Burr has updated the page several times since then, thanking those who have donated (she has raised $9,000) and wishing each day will be the day the government reopens so she can “get back to work and life back to normal.” On Monday, she replied to some who asked on her page why the children’s father couldn’t help.
“Well he would if he were here,” she wrote. “But in June 2018 he passed away of a sudden heart attack one week prior to his 52nd birthday.”
Search “government shutdown” on GoFundMe and you’ll find dozens and dozens of campaigns for federal workers and contractors who are seeking help from strangers to pay their bills while agencies remain shuttered for the 18th day with no end in sight.
President Trump is slated to give a prime-time address to the nation Tuesday to explain why a U.S.-Mexico border wall is needed and worth holding the government hostage over.
If the government remains closed Friday, the day federal workers normally are paid, it will be the longest government shutdown in U.S. history and leave hundreds of thousands of Americans without pay. In the past, federal workers eventually have received back pay. But government contractors such as Burr have no guarantee of receiving lost wages.

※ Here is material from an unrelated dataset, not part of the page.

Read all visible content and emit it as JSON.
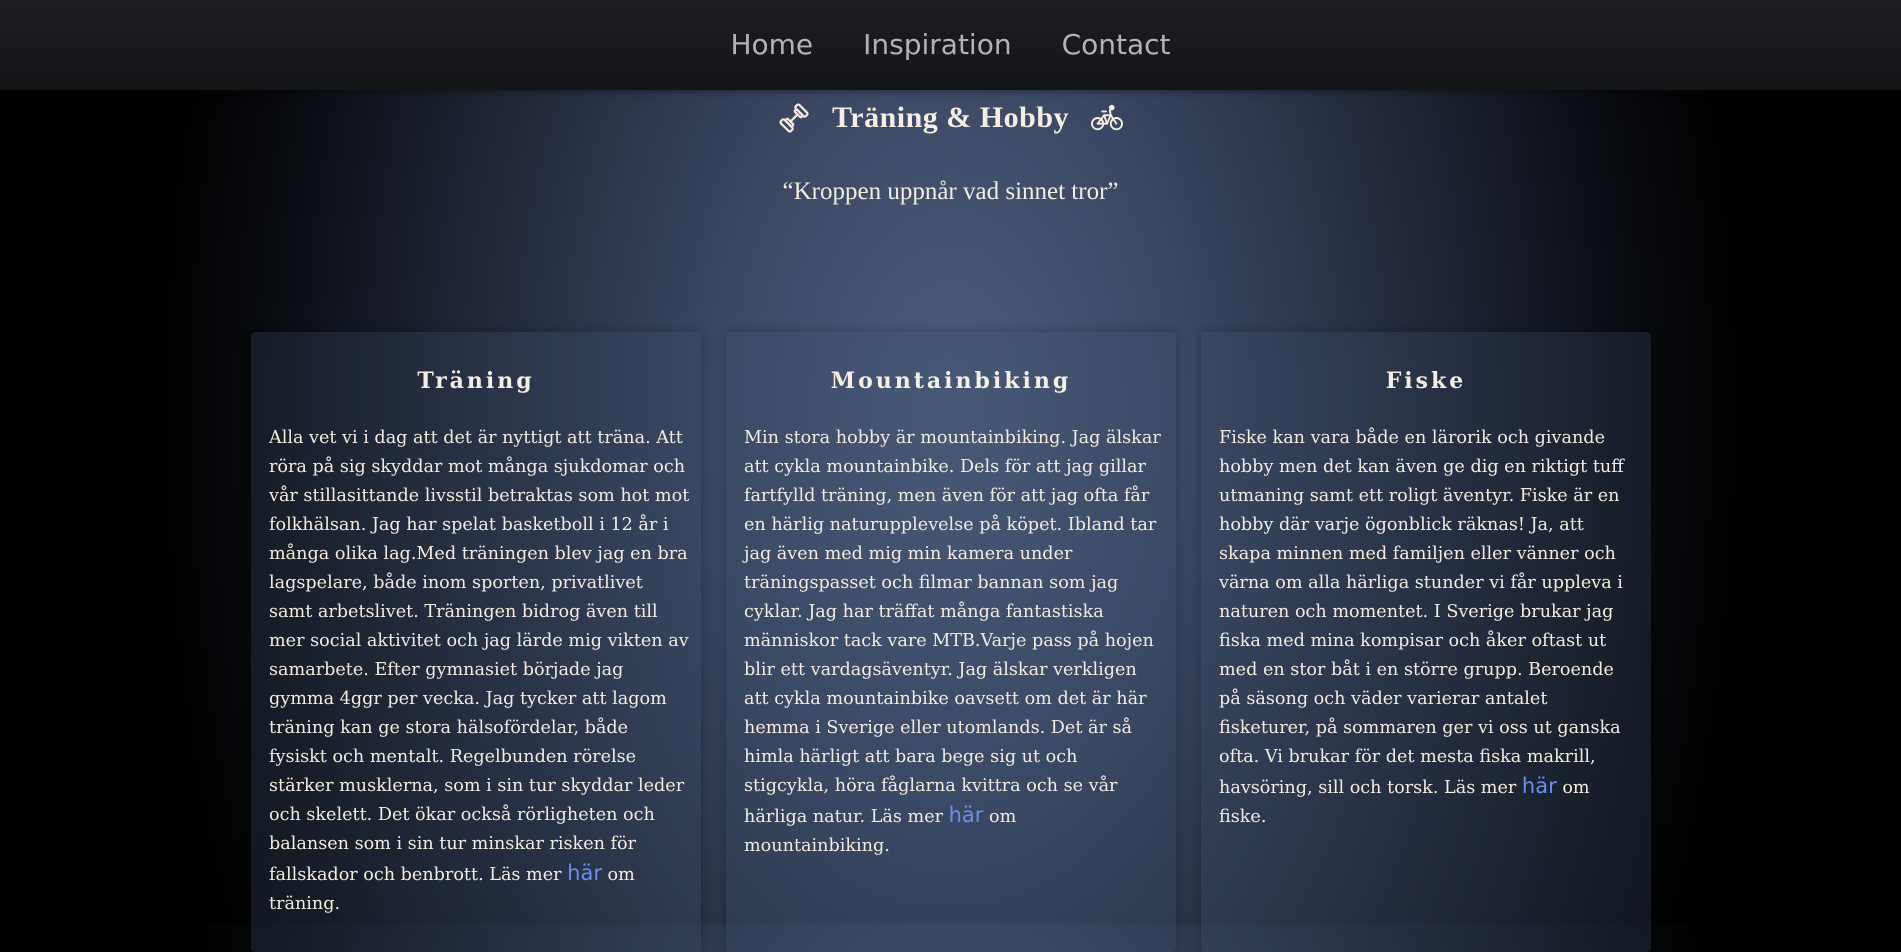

There’s also a tremendous ripple effect of the shutdown on people who depend on government services for their livelihoods. In one fundraising campaign, for Anna Dravland, 34, of Marquette, Mich., friends write that she recently had a stroke and is waiting to get on disability. The already long process is stalled now because of the government shutdown, they write.
“She has completely run out of funds for housing and utilities and is in dire need of funds as she is in danger of losing her home and getting her utilities shut off while she waits for her disability claim to be processed,” the campaign page reads. “Anna is still in recovery and the financial stress is causing her physical complications.”
Katherine Ogilvie of Mariposa, Calif., created a GoFundMe page to help keep her small family business running during the shutdown. Her company creates craft kits that are sold mostly at stores at national parks, she writes.
“I have orders I cannot ship due to the closure and I am waiting on $2282 in unpaid, past due federal agency invoices. I am facing $6000 in lost sales if government doesn’t open by the end of January,” she wrote in her funding appeal.
The stories go on and on. There’s Tyler Fralia of Ogden, Utah, a federal employee who used his savings to replace bald tires on his car and is seeking money to buy diapers and food for his 5-month-old baby while his wife is on unpaid maternity leave. There’s the 14- and 12-year-old sons who created a fundraising page for their mom, who they say is stressed about paying for: “Prescription Meds, I know she has not picked up. Gas, to pick us up for school. Rent, her bills. We need lunch money and groceries for our home. My little brother drinks 2 gallons a week, cause hes a growing boy and he loves cereal.”
“My mom has given her life to the country and has worked for the government for the last 10 years,” they write. “I feel so sad for her.”